Les opérations récentes illustrent ainsi un changement notable dans la lutte contre le crime organisé à Maurice. La FCC affirme sa capacité à conjuguer la force du cadre légal avec une coordination interinstitutionnelle renforcée. Les arrestations et saisies effectuées cette semaine en constituent une illustration concrète. Malgré les menaces et les tentatives d'intimidation, la commission maintient sa ligne : identifier, saisir et neutraliser les actifs criminels conformément à la loi, afin de rompre avec les pratiques du passé et renforcer la sécurité et la justice.

Privés de leurs réseaux de protection, des trafiquants menacent la FCC

Selon certaines sources, les trafiquants ciblés bénéficiaient auparavant d'un réseau de protection implicite : en soudoyant des policiers véreux, ils pouvaient opérer avec une relative tranquillité, évitant descentes et enquêtes. Avec les actions menées par la National Coordination Committee et le renforcement des contrôles, ce système de protection aurait été neutralisé, privant ces réseaux de leur influence et de leurs privilèges.
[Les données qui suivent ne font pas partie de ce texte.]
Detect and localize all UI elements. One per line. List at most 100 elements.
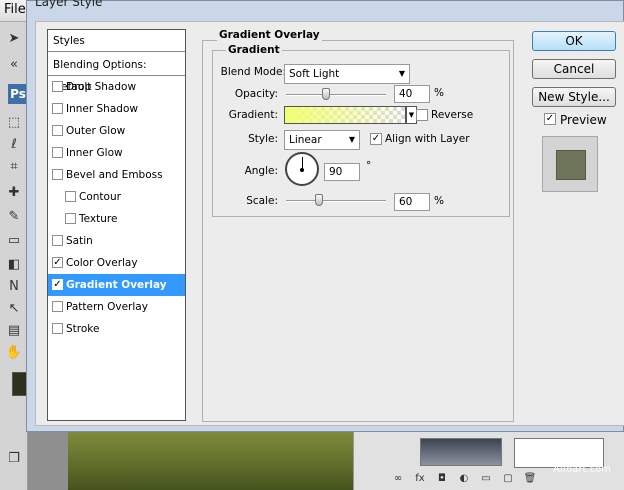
gradient-group-title: Gradient [226,44,282,56]
effect-checkbox[interactable] [65,191,76,202]
lasso-tool-icon[interactable]: ℓ [5,136,23,154]
effect-label: Color Overlay [66,257,138,269]
opacity-slider-track[interactable] [286,94,386,96]
link-layers-icon[interactable]: ∞ [389,472,407,486]
layer-thumbnail[interactable] [420,438,502,466]
effect-checkbox[interactable] [52,81,63,92]
menu-file[interactable]: File [4,2,26,17]
effect-checkbox[interactable] [52,301,63,312]
effect-item[interactable]: Inner Shadow [48,98,185,120]
fx-icon[interactable]: fx [411,472,429,486]
reverse-checkbox[interactable] [416,109,428,121]
scale-slider-thumb[interactable] [315,194,323,206]
notes-tool-icon[interactable]: ▤ [5,322,23,340]
effect-label: Outer Glow [66,125,126,137]
effect-item[interactable]: ✓ Color Overlay [48,252,185,274]
collapse-icon[interactable]: « [5,56,23,74]
scale-unit: % [434,195,444,207]
scale-slider-track[interactable] [286,200,386,202]
effect-checkbox[interactable] [52,169,63,180]
chevron-down-icon: ▼ [348,135,355,144]
effect-checkbox[interactable] [52,125,63,136]
opacity-slider-thumb[interactable] [322,88,330,100]
effect-label: Drop Shadow [66,81,137,93]
align-with-layer-label: Align with Layer [385,133,470,145]
marquee-tool-icon[interactable]: ⬚ [5,114,23,132]
brush-tool-icon[interactable]: ✎ [5,208,23,226]
effect-item[interactable]: Bevel and Emboss [48,164,185,186]
effect-item[interactable]: Outer Glow [48,120,185,142]
effect-label: Contour [79,191,121,203]
opacity-label: Opacity: [234,88,278,100]
effect-checkbox[interactable] [52,323,63,334]
angle-label: Angle: [244,165,278,177]
opacity-input[interactable]: 40 [394,85,430,103]
opacity-unit: % [434,87,444,99]
effect-checkbox[interactable]: ✓ [52,279,63,290]
effect-label: Stroke [66,323,100,335]
preview-checkbox[interactable]: ✓ [544,113,556,125]
add-mask-icon[interactable]: ◘ [433,472,451,486]
effect-item[interactable]: Inner Glow [48,142,185,164]
watermark: Alfoart.com [553,464,611,475]
blend-mode-value: Soft Light [289,68,340,80]
effect-checkbox[interactable] [52,235,63,246]
effect-checkbox[interactable] [65,213,76,224]
pen-tool-icon[interactable]: N [5,278,23,296]
trash-icon[interactable]: 🗑 [521,472,539,486]
gradient-preview[interactable] [284,106,406,124]
style-label: Style: [248,133,278,145]
effect-item[interactable]: ✓ Gradient Overlay [48,274,185,296]
blend-mode-dropdown[interactable]: Soft Light ▼ [284,64,410,84]
align-with-layer-checkbox[interactable]: ✓ [370,133,382,145]
new-group-icon[interactable]: ▭ [477,472,495,486]
blending-options-item[interactable]: Blending Options: Default [48,54,185,93]
effect-checkbox[interactable] [52,103,63,114]
gradient-tool-icon[interactable]: ◧ [5,256,23,274]
layers-panel-toolbar: ∞ fx ◘ ◐ ▭ ▢ 🗑 [389,472,539,486]
adjustment-layer-icon[interactable]: ◐ [455,472,473,486]
styles-list: Styles Blending Options: Default Drop Sh… [47,29,186,421]
path-select-tool-icon[interactable]: ↖ [5,300,23,318]
reverse-label: Reverse [431,109,474,121]
preview-swatch-color [556,150,586,180]
crop-tool-icon[interactable]: ⌗ [5,158,23,176]
effect-item[interactable]: Satin [48,230,185,252]
angle-input[interactable]: 90 [324,163,360,181]
angle-dial[interactable] [285,152,319,186]
effect-label: Satin [66,235,93,247]
preview-swatch [542,136,598,192]
angle-unit: ° [366,160,372,172]
new-layer-icon[interactable]: ▢ [499,472,517,486]
style-value: Linear [289,134,322,146]
screen-mode-icon[interactable]: ❐ [5,450,23,468]
effect-label: Bevel and Emboss [66,169,163,181]
effect-item[interactable]: Stroke [48,318,185,340]
style-dropdown[interactable]: Linear ▼ [284,130,360,150]
ok-button[interactable]: OK [532,31,616,51]
cancel-button[interactable]: Cancel [532,59,616,79]
effect-checkbox[interactable] [52,147,63,158]
canvas-photo [68,432,353,490]
healing-tool-icon[interactable]: ✚ [5,184,23,202]
toolbox: ➤ « Ps ⬚ ℓ ⌗ ✚ ✎ ▭ ◧ N ↖ ▤ ✋ ❐ [0,22,28,490]
eraser-tool-icon[interactable]: ▭ [5,232,23,250]
effect-item[interactable]: Pattern Overlay [48,296,185,318]
ps-logo-icon: Ps [8,84,28,104]
effect-label: Texture [79,213,118,225]
styles-header[interactable]: Styles [48,30,185,52]
effect-label: Gradient Overlay [66,279,167,291]
effect-label: Inner Glow [66,147,123,159]
scale-label: Scale: [246,195,278,207]
angle-center [300,168,304,172]
effect-checkbox[interactable]: ✓ [52,257,63,268]
effect-item[interactable]: Texture [48,208,185,230]
scale-input[interactable]: 60 [394,193,430,211]
layers-panel: ∞ fx ◘ ◐ ▭ ▢ 🗑 [353,432,624,490]
new-style-button[interactable]: New Style... [532,87,616,107]
move-tool-icon[interactable]: ➤ [5,30,23,48]
effect-item[interactable]: Contour [48,186,185,208]
effect-item[interactable]: Drop Shadow [48,76,185,98]
layer-style-dialog: Layer Style Styles Blending Options: Def… [26,0,624,432]
hand-tool-icon[interactable]: ✋ [5,344,23,362]
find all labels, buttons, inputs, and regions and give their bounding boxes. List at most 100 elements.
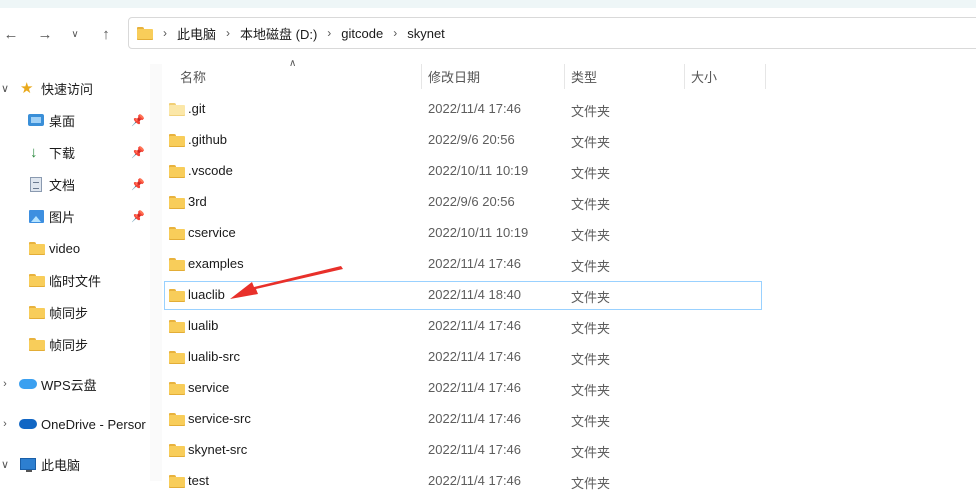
column-header-label: 类型 — [571, 70, 598, 85]
file-name: service — [188, 380, 230, 395]
pin-icon: 📌 — [131, 146, 145, 159]
column-header-modified[interactable]: 修改日期 — [428, 64, 563, 89]
file-date: 2022/10/11 10:19 — [428, 225, 529, 240]
sidebar-label: 帧同步 — [49, 337, 89, 353]
folder-icon — [29, 337, 45, 351]
folder-icon — [169, 227, 185, 240]
sidebar-item-this-pc[interactable]: ∨ 此电脑 — [0, 448, 150, 480]
file-type: 文件夹 — [571, 352, 611, 367]
sidebar-item-frame-sync-2[interactable]: 帧同步 — [0, 328, 150, 360]
arrow-left-icon: ← — [3, 25, 19, 43]
column-divider[interactable] — [765, 64, 766, 89]
column-header-type[interactable]: 类型 — [571, 64, 683, 89]
column-header-label: 修改日期 — [428, 70, 481, 85]
file-name: lualib — [188, 318, 219, 333]
file-name: luaclib — [188, 287, 225, 302]
column-divider[interactable] — [421, 64, 422, 89]
pin-icon: 📌 — [131, 210, 145, 223]
chevron-right-icon[interactable]: › — [0, 378, 10, 390]
sidebar-label: 图片 — [49, 209, 76, 225]
arrow-right-icon: → — [37, 25, 53, 43]
breadcrumb-separator[interactable]: › — [226, 26, 230, 40]
folder-icon — [169, 289, 185, 302]
file-row[interactable]: cservice 2022/10/11 10:19 文件夹 — [164, 219, 762, 248]
column-header-name[interactable]: 名称 — [180, 64, 420, 89]
sidebar-item-temp-files[interactable]: 临时文件 — [0, 264, 150, 296]
sidebar-item-downloads[interactable]: ↓ 下载 📌 — [0, 136, 150, 168]
file-row[interactable]: skynet-src 2022/11/4 17:46 文件夹 — [164, 436, 762, 465]
forward-button[interactable]: → — [34, 20, 56, 48]
file-row[interactable]: examples 2022/11/4 17:46 文件夹 — [164, 250, 762, 279]
chevron-down-icon[interactable]: ∨ — [0, 458, 10, 471]
file-type: 文件夹 — [571, 228, 611, 243]
chevron-down-icon[interactable]: ∨ — [0, 82, 10, 95]
file-date: 2022/10/11 10:19 — [428, 163, 529, 178]
column-divider[interactable] — [564, 64, 565, 89]
breadcrumb-gitcode[interactable]: gitcode — [341, 26, 383, 41]
file-row[interactable]: lualib-src 2022/11/4 17:46 文件夹 — [164, 343, 762, 372]
address-bar[interactable]: › 此电脑 › 本地磁盘 (D:) › gitcode › skynet — [128, 17, 976, 49]
file-name: skynet-src — [188, 442, 248, 457]
file-type: 文件夹 — [571, 197, 611, 212]
sidebar-label: 桌面 — [49, 113, 76, 129]
file-date: 2022/11/4 18:40 — [428, 287, 522, 302]
folder-icon — [29, 241, 45, 255]
arrow-up-icon: ↑ — [102, 25, 110, 43]
file-row-selected[interactable]: luaclib 2022/11/4 18:40 文件夹 — [164, 281, 762, 310]
sidebar-item-pictures[interactable]: 图片 📌 — [0, 200, 150, 232]
sidebar-label: 临时文件 — [49, 273, 102, 289]
folder-icon — [169, 444, 185, 457]
file-name: .git — [188, 101, 206, 116]
breadcrumb-separator[interactable]: › — [327, 26, 331, 40]
recent-locations-button[interactable]: ∨ — [66, 20, 84, 48]
column-divider[interactable] — [684, 64, 685, 89]
up-button[interactable]: ↑ — [95, 20, 117, 48]
file-date: 2022/11/4 17:46 — [428, 380, 522, 395]
file-row[interactable]: .vscode 2022/10/11 10:19 文件夹 — [164, 157, 762, 186]
folder-icon — [169, 413, 185, 426]
sidebar-scrollbar[interactable] — [150, 64, 162, 481]
folder-icon — [169, 196, 185, 209]
sidebar-item-onedrive[interactable]: › OneDrive - Persor — [0, 408, 150, 440]
file-row[interactable]: 3rd 2022/9/6 20:56 文件夹 — [164, 188, 762, 217]
sidebar-item-quick-access[interactable]: ∨ ★ 快速访问 — [0, 72, 150, 104]
sidebar-item-video[interactable]: video — [0, 232, 150, 264]
back-button[interactable]: ← — [0, 20, 22, 48]
file-row[interactable]: lualib 2022/11/4 17:46 文件夹 — [164, 312, 762, 341]
sidebar-item-wps-cloud[interactable]: › WPS云盘 — [0, 368, 150, 400]
breadcrumb-separator[interactable]: › — [393, 26, 397, 40]
breadcrumb-this-pc[interactable]: 此电脑 — [177, 24, 216, 43]
file-type: 文件夹 — [571, 383, 611, 398]
file-row[interactable]: test 2022/11/4 17:46 文件夹 — [164, 467, 762, 496]
file-date: 2022/11/4 17:46 — [428, 256, 522, 271]
file-row[interactable]: .git 2022/11/4 17:46 文件夹 — [164, 95, 762, 124]
column-header-label: 名称 — [180, 70, 207, 85]
file-type: 文件夹 — [571, 104, 611, 119]
column-header-size[interactable]: 大小 — [691, 64, 761, 89]
breadcrumb-drive-d[interactable]: 本地磁盘 (D:) — [240, 24, 317, 43]
sidebar-item-desktop[interactable]: 桌面 📌 — [0, 104, 150, 136]
file-date: 2022/11/4 17:46 — [428, 349, 522, 364]
computer-icon — [20, 458, 36, 472]
sidebar-label: 文档 — [49, 177, 76, 193]
chevron-right-icon[interactable]: › — [0, 418, 10, 430]
sidebar-item-frame-sync[interactable]: 帧同步 — [0, 296, 150, 328]
sidebar-item-documents[interactable]: 文档 📌 — [0, 168, 150, 200]
folder-icon — [169, 103, 185, 116]
breadcrumb-skynet[interactable]: skynet — [407, 26, 445, 41]
sidebar-label: OneDrive - Persor — [41, 416, 146, 432]
pin-icon: 📌 — [131, 178, 145, 191]
file-type: 文件夹 — [571, 445, 611, 460]
file-date: 2022/9/6 20:56 — [428, 132, 515, 147]
file-name: service-src — [188, 411, 251, 426]
file-date: 2022/11/4 17:46 — [428, 442, 522, 457]
sidebar-label: video — [49, 240, 81, 256]
file-row[interactable]: .github 2022/9/6 20:56 文件夹 — [164, 126, 762, 155]
file-row[interactable]: service 2022/11/4 17:46 文件夹 — [164, 374, 762, 403]
folder-icon — [169, 382, 185, 395]
cloud-icon — [19, 379, 37, 389]
folder-icon — [169, 165, 185, 178]
folder-icon — [169, 134, 185, 147]
file-row[interactable]: service-src 2022/11/4 17:46 文件夹 — [164, 405, 762, 434]
file-name: .github — [188, 132, 228, 147]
Frustrés de perdre ce pouvoir et ces revenus illicites, certains présumés trafiquants auraient réagi par des intimidations directes envers le directeur général par intérim de la FCC, dans une tentative d'instaurer un climat de peur et de freiner les opérations en cours. Des menaces de mort ont été adressées aux autorités de la Financial Crimes Commission (FCC) à la suite des arrestations et saisies récentes.